Keith Robertson
- Born: Keith William Robertson 5 December 1954 (age 71) Hawick, Scotland
- Notable relative: Mark Robertson (son)

Rugby union career
- Position: Wing/Centre

Amateur team(s)
- Years: Team / Apps / (Points)
- Melrose

Provincial / State sides
- Years: Team / Apps / (Points)
- South of Scotland

International career
- Years: Team / Apps / (Points)
- 1978: Scotland 'B' / 1 / (0)
- 1978–89: Scotland / 44 / (41)

= Keith Robertson (rugby union, born 1954) =

Scotland international rugby union player

Keith William Robertson (born 5 December 1954 in Hawick, Scotland) is a former Scotland international rugby union player.

==Rugby Union career==

===Amateur career===

Robertson played for Melrose.

Richard Bath writes of him that:

Keith Robertson never possessed the acceleration which usually marks out the great wings. Yet what he lacked in out-and-out pace he more than made up for in guile and sheer footballing ability. An accomplished Sevens player, the willowy Melrose wing – he was a shade under 11 stone – was also a prolific try scorer at every level except international.

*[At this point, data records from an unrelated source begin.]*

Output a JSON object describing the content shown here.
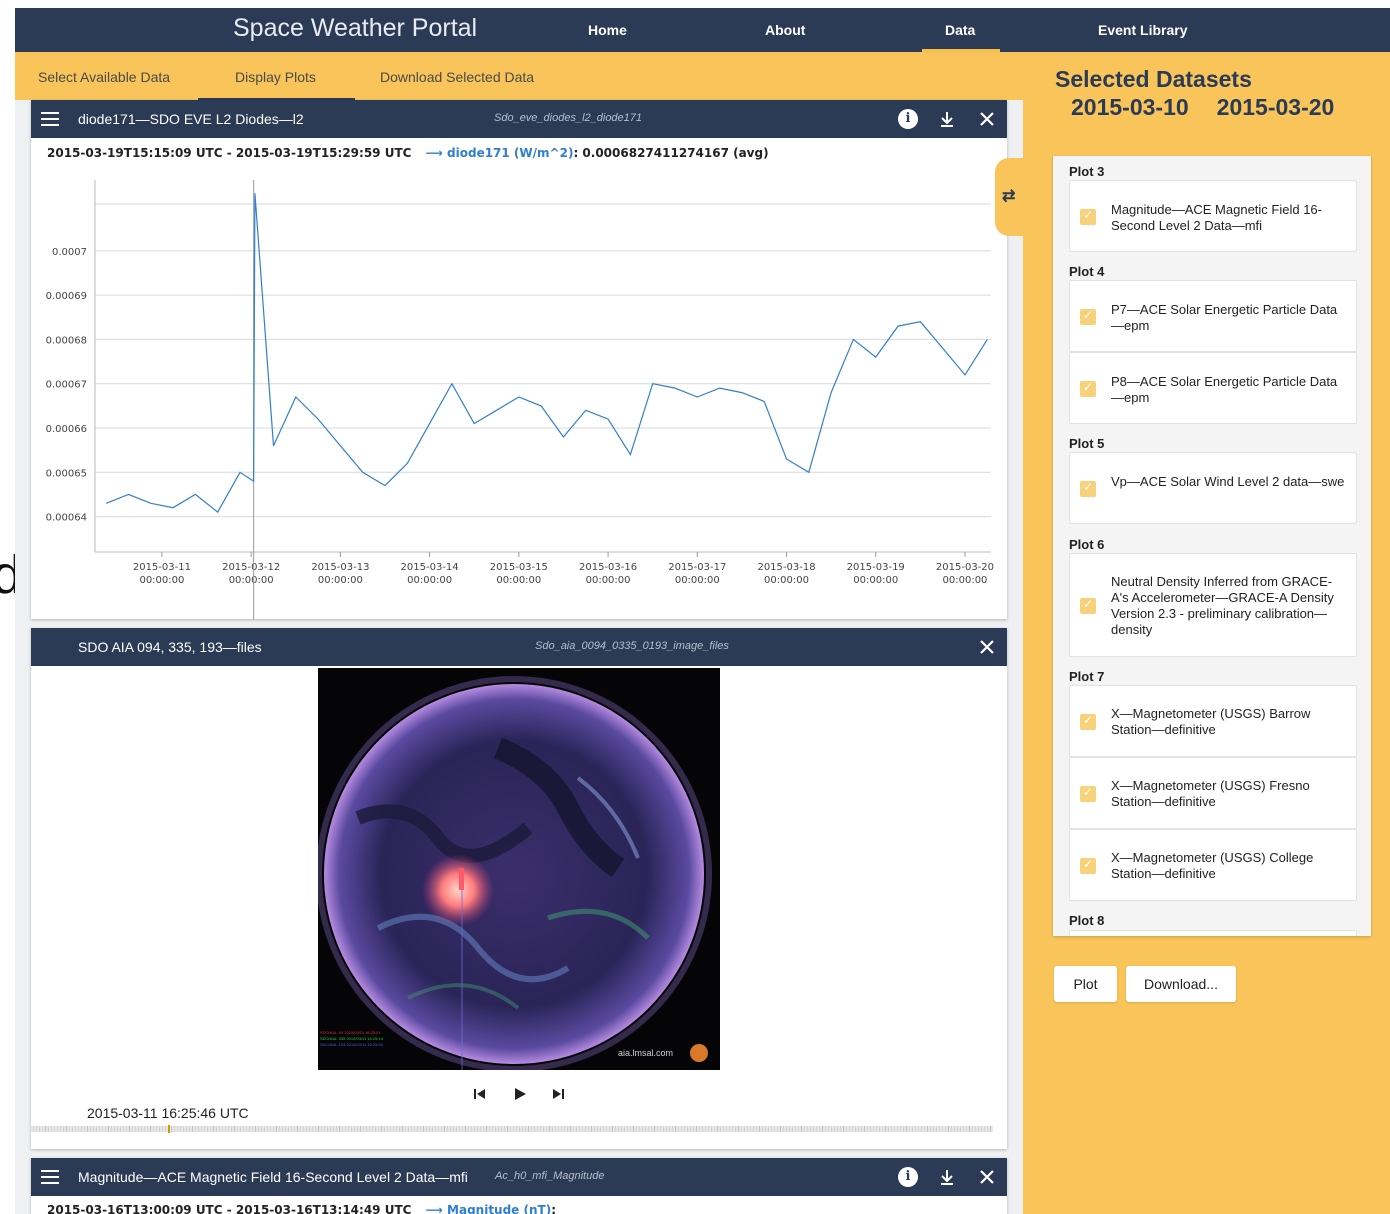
{
  "nav": {
    "brand": "Space Weather Portal",
    "links": [
      "Home",
      "About",
      "Data",
      "Event Library"
    ],
    "active": "Data"
  },
  "subnav": {
    "tabs": [
      "Select Available Data",
      "Display Plots",
      "Download Selected Data"
    ],
    "active": "Display Plots"
  },
  "panels": {
    "diode": {
      "title": "diode171—SDO EVE L2 Diodes—l2",
      "id": "Sdo_eve_diodes_l2_diode171",
      "range": "2015-03-19T15:15:09 UTC - 2015-03-19T15:29:59 UTC",
      "series_label": "diode171 (W/m^2)",
      "value": ": 0.0006827411274167 (avg)"
    },
    "aia": {
      "title": "SDO AIA 094, 335, 193—files",
      "id": "Sdo_aia_0094_0335_0193_image_files",
      "timestamp": "2015-03-11 16:25:46 UTC",
      "watermark": "aia.lmsal.com",
      "image_caption_lines": [
        "SDO/AIA- 94 2015/03/11 16:25:01",
        "SDO/AIA- 335 2015/03/11 16:25:14",
        "SDO/AIA- 193 2015/03/11 16:25:06"
      ]
    },
    "mag": {
      "title": "Magnitude—ACE Magnetic Field 16-Second Level 2 Data—mfi",
      "id": "Ac_h0_mfi_Magnitude",
      "range": "2015-03-16T13:00:09 UTC - 2015-03-16T13:14:49 UTC",
      "series_label": "Magnitude (nT)",
      "value": ":"
    }
  },
  "sidebar": {
    "title": "Selected Datasets",
    "start_date": "2015-03-10",
    "end_date": "2015-03-20",
    "groups": [
      {
        "label": "Plot 3",
        "items": [
          "Magnitude—ACE Magnetic Field 16-Second Level 2 Data—mfi"
        ]
      },
      {
        "label": "Plot 4",
        "items": [
          "P7—ACE Solar Energetic Particle Data—epm",
          "P8—ACE Solar Energetic Particle Data—epm"
        ]
      },
      {
        "label": "Plot 5",
        "items": [
          "Vp—ACE Solar Wind Level 2 data—swe"
        ]
      },
      {
        "label": "Plot 6",
        "items": [
          "Neutral Density Inferred from GRACE-A's Accelerometer—GRACE-A Density Version 2.3 - preliminary calibration—density"
        ]
      },
      {
        "label": "Plot 7",
        "items": [
          "X—Magnetometer (USGS) Barrow Station—definitive",
          "X—Magnetometer (USGS) Fresno Station—definitive",
          "X—Magnetometer (USGS) College Station—definitive"
        ]
      },
      {
        "label": "Plot 8",
        "items": []
      }
    ],
    "plot_button": "Plot",
    "download_button": "Download..."
  },
  "colors": {
    "navy": "#2b3a55",
    "gold": "#f9c55a",
    "series": "#2f7fcf"
  },
  "chart_data": {
    "type": "line",
    "title": "",
    "xlabel": "",
    "ylabel": "",
    "ylim": [
      0.000632,
      0.000716
    ],
    "yticks": [
      "0.00064",
      "0.00065",
      "0.00066",
      "0.00067",
      "0.00068",
      "0.00069",
      "0.0007"
    ],
    "xticks": [
      [
        "2015-03-11",
        "00:00:00"
      ],
      [
        "2015-03-12",
        "00:00:00"
      ],
      [
        "2015-03-13",
        "00:00:00"
      ],
      [
        "2015-03-14",
        "00:00:00"
      ],
      [
        "2015-03-15",
        "00:00:00"
      ],
      [
        "2015-03-16",
        "00:00:00"
      ],
      [
        "2015-03-17",
        "00:00:00"
      ],
      [
        "2015-03-18",
        "00:00:00"
      ],
      [
        "2015-03-19",
        "00:00:00"
      ],
      [
        "2015-03-20",
        "00:00:00"
      ]
    ],
    "grid": true,
    "series": [
      {
        "name": "diode171 (W/m^2)",
        "x": [
          "2015-03-10T09:00",
          "2015-03-10T15:00",
          "2015-03-10T21:00",
          "2015-03-11T03:00",
          "2015-03-11T09:00",
          "2015-03-11T15:00",
          "2015-03-11T21:00",
          "2015-03-12T00:40",
          "2015-03-12T01:00",
          "2015-03-12T06:00",
          "2015-03-12T12:00",
          "2015-03-12T18:00",
          "2015-03-13T00:00",
          "2015-03-13T06:00",
          "2015-03-13T12:00",
          "2015-03-13T18:00",
          "2015-03-14T00:00",
          "2015-03-14T06:00",
          "2015-03-14T12:00",
          "2015-03-14T18:00",
          "2015-03-15T00:00",
          "2015-03-15T06:00",
          "2015-03-15T12:00",
          "2015-03-15T18:00",
          "2015-03-16T00:00",
          "2015-03-16T06:00",
          "2015-03-16T12:00",
          "2015-03-16T18:00",
          "2015-03-17T00:00",
          "2015-03-17T06:00",
          "2015-03-17T12:00",
          "2015-03-17T18:00",
          "2015-03-18T00:00",
          "2015-03-18T06:00",
          "2015-03-18T12:00",
          "2015-03-18T18:00",
          "2015-03-19T00:00",
          "2015-03-19T06:00",
          "2015-03-19T12:00",
          "2015-03-19T18:00",
          "2015-03-20T00:00",
          "2015-03-20T06:00"
        ],
        "y": [
          0.000643,
          0.000645,
          0.000643,
          0.000642,
          0.000645,
          0.000641,
          0.00065,
          0.000648,
          0.000713,
          0.000656,
          0.000667,
          0.000662,
          0.000656,
          0.00065,
          0.000647,
          0.000652,
          0.000661,
          0.00067,
          0.000661,
          0.000664,
          0.000667,
          0.000665,
          0.000658,
          0.000664,
          0.000662,
          0.000654,
          0.00067,
          0.000669,
          0.000667,
          0.000669,
          0.000668,
          0.000666,
          0.000653,
          0.00065,
          0.000668,
          0.00068,
          0.000676,
          0.000683,
          0.000684,
          0.000678,
          0.000672,
          0.00068
        ]
      }
    ]
  }
}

During his Scotland career which spanned eleven years, Robertson only managed to score eight tries.

===Provincial career===

He played for South of Scotland.

===International career===

He played for Scotland 'B' on 19 March 1978.

He played for Scotland forty four times between 1978 and 1989. He played at both wing and centre, the latter twenty times out of his forty four caps.

Keith Robertson was a major part of Scotland's Grand Slam in 1984.

He was never selected for the British Lions.

==Media career==

After retiring he became involved in Borders rugby, and was one of the major Scottish advocates of professionalism in rugby union.

He occasionally appears on STV's rugby programme.